Polyphenols are found in many plant foods and include flavonoids, phenolic acids, lignans, and stilbenes, says Melissa Prest, D.C.N., R.D.N., national media spokesperson for the Academy of Nutrition and Dietetics and member of the Prevention Medical Review Board. “Polyphenols act as antioxidants helping to combat free radicals [unstable molecules] and help to protect against cellular damage commonly seen with inflammation.”
Polyphenols decrease oxidative stress, which typically causes inflammation, says Scott Zashin, M.D., board-certified internist and rheumatologist in Dallas, TX. “The food industry actually uses polyphenols in different foods to try to improve the quality, prevent deterioration or change of flavor.” Given the fact they’re antioxidants, the food industry uses them to maintain the integrity of the food they’re manufacturing, he adds. In other words, polyphenols are a natural preservative. According to Prest, they can be found in berries, herbs, spices, nuts, flaxseeds, olives, tea, red wine, whole grains, and certain vegetables.
What happens when polyphenols are paired with proteins, such as with coffee and milk?
In this study, researchers induced inflammation artificially and exposed this inflammation to cells, explains Dr. Zashin. “If you get an infection, your body will mobilize white cells to fight the infection and that causes inflammation in the process.” He further explains that the cells in the study that were exposed to the polyphenols and amino acids seemed to have a better response at decreasing inflammation compared to those with polyphenols alone or those with neither, a.k.a. the placebo group.

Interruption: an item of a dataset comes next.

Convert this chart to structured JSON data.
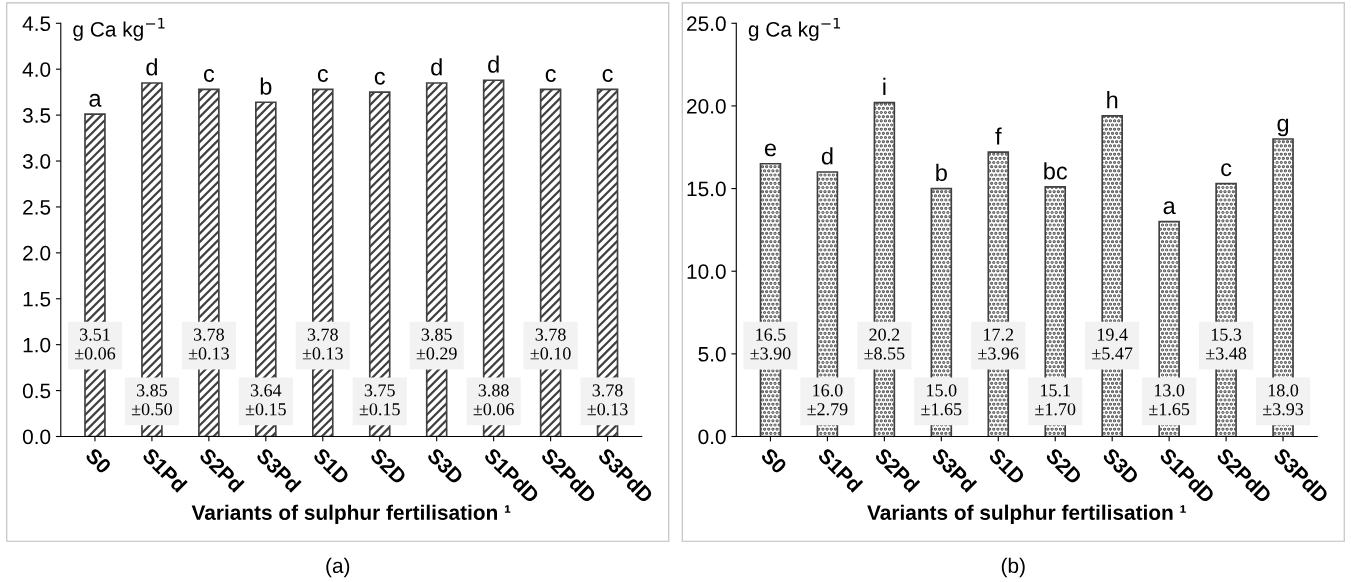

Therefore, “If you drink coffee (polyphenols) and milk (amino acids), it works as a more anti-inflammatory effect than the coffee alone,” says Dr. Zashin.
With lower inflammation in the body comes less of a risk of cell damage and tissue, which could in turn mean a decreased risk of developing degenerative diseases like Alzheimer’s and Parkinson’s, notes Prest.

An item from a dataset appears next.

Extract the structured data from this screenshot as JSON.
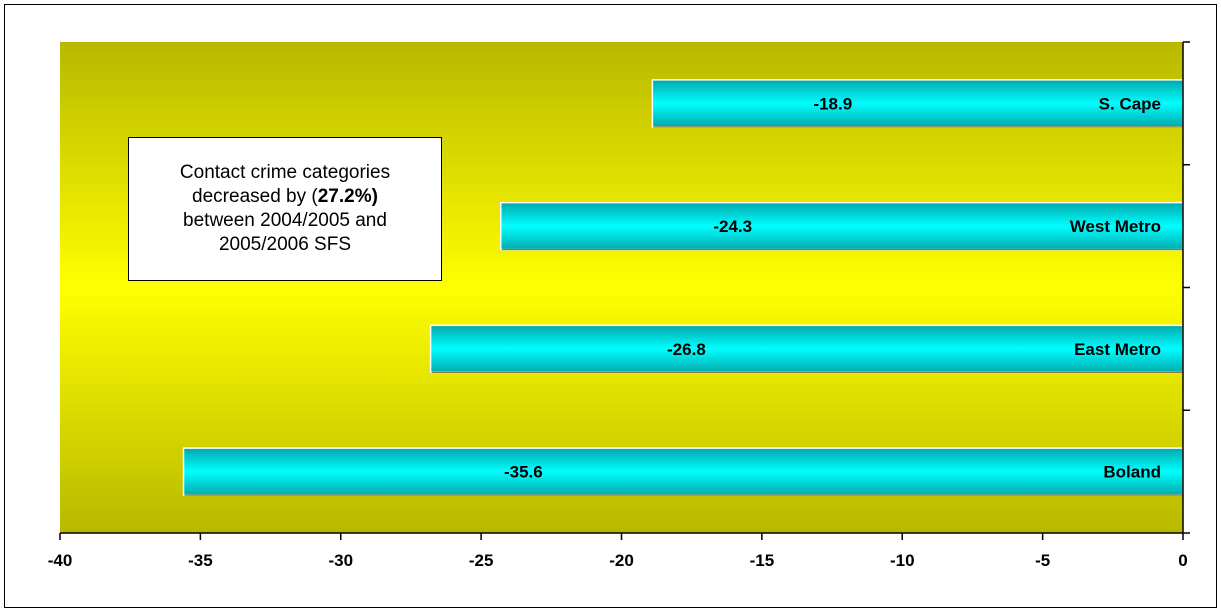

What are some other natural ways to reduce inflammation?
In addition to eating a plant-forward diet that includes colorful fruits and vegetables, whole grains, and more plant proteins; getting enough sleep, exercise, and managing stress can help to reduce inflammation, says Prest.
Along with eating more fruits and vegetables, consuming less added sugars can also help reduce inflammation in the body, says Keri Gans, M.S., R.D.N., C.D.N., a registered dietitian nutritionist and certified yoga teacher in New York City.
The bottom line
The most important thing to take away from this study is that having a diet rich in polyphenols can be anti-inflammatory, says Dr. Zashin. “In rheumatology, we often recommend a Mediterranean diet, which is a diet high in polyphenols, for patients with inflammatory conditions, whether it’s rheumatoid arthritis or lupus, so this is just the study supporting that recommendation.”

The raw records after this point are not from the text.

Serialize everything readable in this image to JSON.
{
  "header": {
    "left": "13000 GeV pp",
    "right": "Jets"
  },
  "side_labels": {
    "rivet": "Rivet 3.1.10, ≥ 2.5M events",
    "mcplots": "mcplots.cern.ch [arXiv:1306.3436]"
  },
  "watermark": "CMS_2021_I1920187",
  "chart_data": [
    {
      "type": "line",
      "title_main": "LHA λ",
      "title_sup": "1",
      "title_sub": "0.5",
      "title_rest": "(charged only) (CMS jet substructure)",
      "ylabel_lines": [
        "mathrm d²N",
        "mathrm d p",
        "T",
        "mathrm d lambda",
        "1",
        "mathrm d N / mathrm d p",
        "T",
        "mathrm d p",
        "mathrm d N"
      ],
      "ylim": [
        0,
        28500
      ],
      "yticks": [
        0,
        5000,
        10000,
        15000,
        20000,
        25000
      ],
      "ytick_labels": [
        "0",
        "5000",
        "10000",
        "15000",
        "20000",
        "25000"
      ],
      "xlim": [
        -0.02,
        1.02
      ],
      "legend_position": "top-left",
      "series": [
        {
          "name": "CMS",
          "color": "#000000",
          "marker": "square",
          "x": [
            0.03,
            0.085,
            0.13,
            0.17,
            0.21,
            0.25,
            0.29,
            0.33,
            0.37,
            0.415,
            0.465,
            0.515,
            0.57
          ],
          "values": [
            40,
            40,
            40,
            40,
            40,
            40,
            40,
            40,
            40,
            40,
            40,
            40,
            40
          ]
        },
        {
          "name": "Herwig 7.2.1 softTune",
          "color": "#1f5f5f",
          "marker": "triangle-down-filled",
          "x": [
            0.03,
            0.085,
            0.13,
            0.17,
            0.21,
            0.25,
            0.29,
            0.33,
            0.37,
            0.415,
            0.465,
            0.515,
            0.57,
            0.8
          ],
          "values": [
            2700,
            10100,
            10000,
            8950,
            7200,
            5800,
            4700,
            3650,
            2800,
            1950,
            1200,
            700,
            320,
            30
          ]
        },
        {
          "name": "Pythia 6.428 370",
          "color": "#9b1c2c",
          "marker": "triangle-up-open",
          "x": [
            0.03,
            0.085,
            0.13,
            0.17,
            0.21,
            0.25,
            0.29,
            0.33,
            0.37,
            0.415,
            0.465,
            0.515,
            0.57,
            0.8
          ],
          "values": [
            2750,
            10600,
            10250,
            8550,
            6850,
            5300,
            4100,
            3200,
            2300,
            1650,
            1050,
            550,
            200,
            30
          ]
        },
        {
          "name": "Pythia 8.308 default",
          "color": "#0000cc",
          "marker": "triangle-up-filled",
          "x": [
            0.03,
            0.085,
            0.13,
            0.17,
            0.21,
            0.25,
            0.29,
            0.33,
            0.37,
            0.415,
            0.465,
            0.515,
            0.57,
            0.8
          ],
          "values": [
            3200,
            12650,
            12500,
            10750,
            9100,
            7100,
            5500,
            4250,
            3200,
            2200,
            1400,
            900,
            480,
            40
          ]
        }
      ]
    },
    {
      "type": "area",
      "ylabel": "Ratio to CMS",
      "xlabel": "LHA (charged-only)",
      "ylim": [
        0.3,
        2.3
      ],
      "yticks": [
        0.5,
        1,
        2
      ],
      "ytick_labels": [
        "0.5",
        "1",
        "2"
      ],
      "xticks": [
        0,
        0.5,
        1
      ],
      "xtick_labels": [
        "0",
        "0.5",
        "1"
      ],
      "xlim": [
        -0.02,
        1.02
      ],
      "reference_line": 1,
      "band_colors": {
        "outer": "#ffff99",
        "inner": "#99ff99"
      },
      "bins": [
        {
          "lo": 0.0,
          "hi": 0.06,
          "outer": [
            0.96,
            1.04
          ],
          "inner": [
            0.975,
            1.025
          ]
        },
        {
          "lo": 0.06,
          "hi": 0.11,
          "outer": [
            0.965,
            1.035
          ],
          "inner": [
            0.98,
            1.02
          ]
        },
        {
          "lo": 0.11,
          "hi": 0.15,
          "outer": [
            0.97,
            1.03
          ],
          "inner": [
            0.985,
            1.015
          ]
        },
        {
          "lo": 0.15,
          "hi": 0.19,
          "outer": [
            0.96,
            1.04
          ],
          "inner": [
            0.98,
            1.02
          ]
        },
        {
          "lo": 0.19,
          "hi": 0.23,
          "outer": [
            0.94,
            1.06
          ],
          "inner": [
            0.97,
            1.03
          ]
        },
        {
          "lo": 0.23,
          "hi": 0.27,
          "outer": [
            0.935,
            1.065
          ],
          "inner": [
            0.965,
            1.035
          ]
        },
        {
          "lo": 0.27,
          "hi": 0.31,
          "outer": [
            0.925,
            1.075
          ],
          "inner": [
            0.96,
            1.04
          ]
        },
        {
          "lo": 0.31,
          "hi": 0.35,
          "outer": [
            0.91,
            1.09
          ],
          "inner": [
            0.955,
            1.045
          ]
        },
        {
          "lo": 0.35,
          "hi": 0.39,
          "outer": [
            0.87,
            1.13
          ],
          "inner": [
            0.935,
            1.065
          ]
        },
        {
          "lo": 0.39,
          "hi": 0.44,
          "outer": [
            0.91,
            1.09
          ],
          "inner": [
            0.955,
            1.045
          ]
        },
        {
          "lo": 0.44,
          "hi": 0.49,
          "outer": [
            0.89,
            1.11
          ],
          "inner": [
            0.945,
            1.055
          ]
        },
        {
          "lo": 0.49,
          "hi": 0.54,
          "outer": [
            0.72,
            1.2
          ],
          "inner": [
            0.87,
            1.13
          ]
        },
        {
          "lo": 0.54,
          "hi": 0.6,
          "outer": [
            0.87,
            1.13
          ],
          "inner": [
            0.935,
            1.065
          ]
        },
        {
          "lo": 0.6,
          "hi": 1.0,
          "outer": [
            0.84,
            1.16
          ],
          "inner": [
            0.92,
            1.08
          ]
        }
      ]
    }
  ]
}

Dr. Zashin notes that this new research indicates that if you add foods rich in amino acids to your diet as well, such as milk, salmon, chicken, or other kinds of lean meat, you may get even more of an anti-inflammatory effect.
However, as Gans points out, these findings should not negate the overall benefit of consuming polyphenol-rich foods even without protein. And the study is not without its drawbacks, given that it was conducted on cells and not on humans. “Also to note, this study is an in-vitro study which is not the same as a study conducted on humans, and should be viewed as preliminary findings.”
Overall, researchers’ findings further demonstrate the importance of eating a diet that includes a variety of foods rich in polyphenols for boosting diet quality and health, says Prest.